Do you realize what this means? There are about 12 million Jews in today’s world, just 20 out of every thousand people around the globe, at most 2 percent of the total population. But Muslims, representing a full fifth of the world’s people — 20 out of every 100 — have stood on the Nobel platform only a half-dozen times: once each in Literature, Chemistry and Physics, and three times to receive the coveted Peace Prize.
And one of those latter caused controversy: When Yasser Arafat was named in 1994 along with Yitzhak Rabin, one Nobel Committee member, Kaare Kristiansen, resigned in protest. He was expressing in the strongest way possible his dismay, his opposition to the choice of a recipient whom he called, ‘way back then, “a terrorist.” We can pin a “20-20 Foresight Medal” — more elusive even than a Nobel — on him!
What’s the reason for this discrepancy between the numbers of Jews and Muslims recognized worldwide for their contributions to bettering humanity? Some cite a basic difference in the genes. But we’re both members of families descended from Father Abraham, so I wouldn’t attribute the difference to that factor alone. Others say Jews have always put more emphasis on education, and I do agree with that; we learned a long time ago that land and wealth and possessions of all kinds can easily be stripped away; only whatever has been planted in the brain is ours forever, not only not subject to loss by removal, but also portable!

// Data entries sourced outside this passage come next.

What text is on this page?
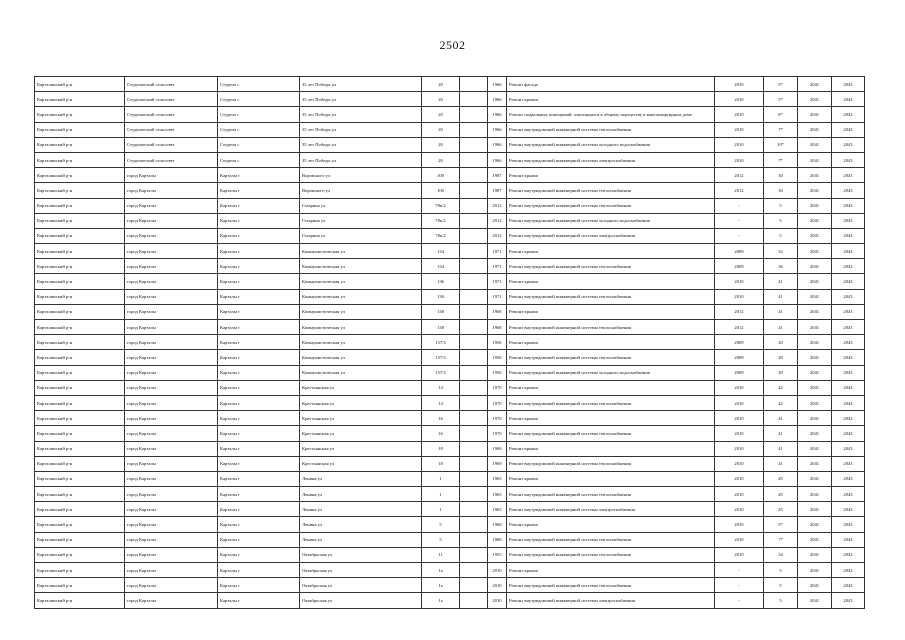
2502
Карталинский р-н	Студенческий сельсовет	Студенч с	35 лет Победы ул	20		1966	Ремонт фасада	2010	5*	2041	2043
Карталинский р-н	Студенческий сельсовет	Студенч с	35 лет Победы ул	20		1966	Ремонт крыши	2010	5*	2041	2043
Карталинский р-н	Студенческий сельсовет	Студенч с	35 лет Победы ул	20		1966	Ремонт подвальных помещений, относящихся к общему имуществу в многоквартирном доме	2010	8*	2041	2043
Карталинский р-н	Студенческий сельсовет	Студенч с	35 лет Победы ул	20		1966	Ремонт внутридомовой инженерной системы теплоснабжения	2010	7*	2041	2043
Карталинский р-н	Студенческий сельсовет	Студенч с	35 лет Победы ул	20		1966	Ремонт внутридомовой инженерной системы холодного водоснабжения	2010	10*	2041	2043
Карталинский р-н	Студенческий сельсовет	Студенч с	35 лет Победы ул	20		1966	Ремонт внутридомовой инженерной системы электроснабжения	2010	7*	2041	2043
Карталинский р-н	город Карталы	Карталы г	Воровского ул	100		1987	Ремонт крыши	2012	30	2041	2043
Карталинский р-н	город Карталы	Карталы г	Воровского ул	100		1987	Ремонт внутридомовой инженерной системы теплоснабжения	2012	30	2041	2043
Карталинский р-н	город Карталы	Карталы г	Гагарина ул	78к/2		2012	Ремонт внутридомовой инженерной системы теплоснабжения	-	5	2041	2043
Карталинский р-н	город Карталы	Карталы г	Гагарина ул	78к/2		2012	Ремонт внутридомовой инженерной системы холодного водоснабжения	-	5	2041	2043
Карталинский р-н	город Карталы	Карталы г	Гагарина ул	78к/2		2012	Ремонт внутридомовой инженерной системы электроснабжения	-	5	2041	2043
Карталинский р-н	город Карталы	Карталы г	Коммунистическая ул	134		1971	Ремонт крыши	2009	32	2041	2043
Карталинский р-н	город Карталы	Карталы г	Коммунистическая ул	134		1971	Ремонт внутридомовой инженерной системы теплоснабжения	2009	36	2041	2043
Карталинский р-н	город Карталы	Карталы г	Коммунистическая ул	136		1971	Ремонт крыши	2010	41	2041	2043
Карталинский р-н	город Карталы	Карталы г	Коммунистическая ул	136		1971	Ремонт внутридомовой инженерной системы теплоснабжения	2010	41	2041	2043
Карталинский р-н	город Карталы	Карталы г	Коммунистическая ул	138		1968	Ремонт крыши	2012	41	2041	2043
Карталинский р-н	город Карталы	Карталы г	Коммунистическая ул	138		1968	Ремонт внутридомовой инженерной системы теплоснабжения	2012	41	2041	2043
Карталинский р-н	город Карталы	Карталы г	Коммунистическая ул	157/3		1956	Ремонт крыши	2009	20	2041	2043
Карталинский р-н	город Карталы	Карталы г	Коммунистическая ул	157/3		1956	Ремонт внутридомовой инженерной системы теплоснабжения	2009	20	2041	2043
Карталинский р-н	город Карталы	Карталы г	Коммунистическая ул	157/3		1956	Ремонт внутридомовой инженерной системы холодного водоснабжения	2009	20	2041	2043
Карталинский р-н	город Карталы	Карталы г	Крестьянская ул	14		1970	Ремонт крыши	2010	42	2041	2043
Карталинский р-н	город Карталы	Карталы г	Крестьянская ул	14		1970	Ремонт внутридомовой инженерной системы теплоснабжения	2010	42	2041	2043
Карталинский р-н	город Карталы	Карталы г	Крестьянская ул	16		1970	Ремонт крыши	2010	41	2041	2043
Карталинский р-н	город Карталы	Карталы г	Крестьянская ул	16		1970	Ремонт внутридомовой инженерной системы теплоснабжения	2010	41	2041	2043
Карталинский р-н	город Карталы	Карталы г	Крестьянская ул	18		1969	Ремонт крыши	2010	41	2041	2043
Карталинский р-н	город Карталы	Карталы г	Крестьянская ул	18		1969	Ремонт внутридомовой инженерной системы теплоснабжения	2010	41	2041	2043
Карталинский р-н	город Карталы	Карталы г	Ленина ул	1		1965	Ремонт крыши	2010	45	2041	2043
Карталинский р-н	город Карталы	Карталы г	Ленина ул	1		1965	Ремонт внутридомовой инженерной системы теплоснабжения	2010	45	2041	2043
Карталинский р-н	город Карталы	Карталы г	Ленина ул	1		1965	Ремонт внутридомовой инженерной системы электроснабжения	2010	45	2041	2043
Карталинский р-н	город Карталы	Карталы г	Ленина ул	5		1968	Ремонт крыши	2010	5*	2041	2043
Карталинский р-н	город Карталы	Карталы г	Ленина ул	5		1968	Ремонт внутридомовой инженерной системы теплоснабжения	2010	7*	2041	2043
Карталинский р-н	город Карталы	Карталы г	Октябрьская ул	11		1955	Ремонт внутридомовой инженерной системы теплоснабжения	2010	34	2041	2043
Карталинский р-н	город Карталы	Карталы г	Октябрьская ул	1а		2010	Ремонт крыши	-	5	2041	2043
Карталинский р-н	город Карталы	Карталы г	Октябрьская ул	1а		2010	Ремонт внутридомовой инженерной системы теплоснабжения	-	5	2041	2043
Карталинский р-н	город Карталы	Карталы г	Октябрьская ул	1а		2010	Ремонт внутридомовой инженерной системы электроснабжения	-	5	2041	2043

But I really think the difference is a matter of what people concentrate on. Hate is singularly non-productive. I also think I can safely predict that when (not if!) Amit Goffer comes from Israel to Oslo to receive his Nobel Prize, he’ll be able to ReWalk to the podium on his own power to accept it.
May he, and we, remember Haman, Amalek and Hitler, look ahead and have a happy, gladsome Purim anyway!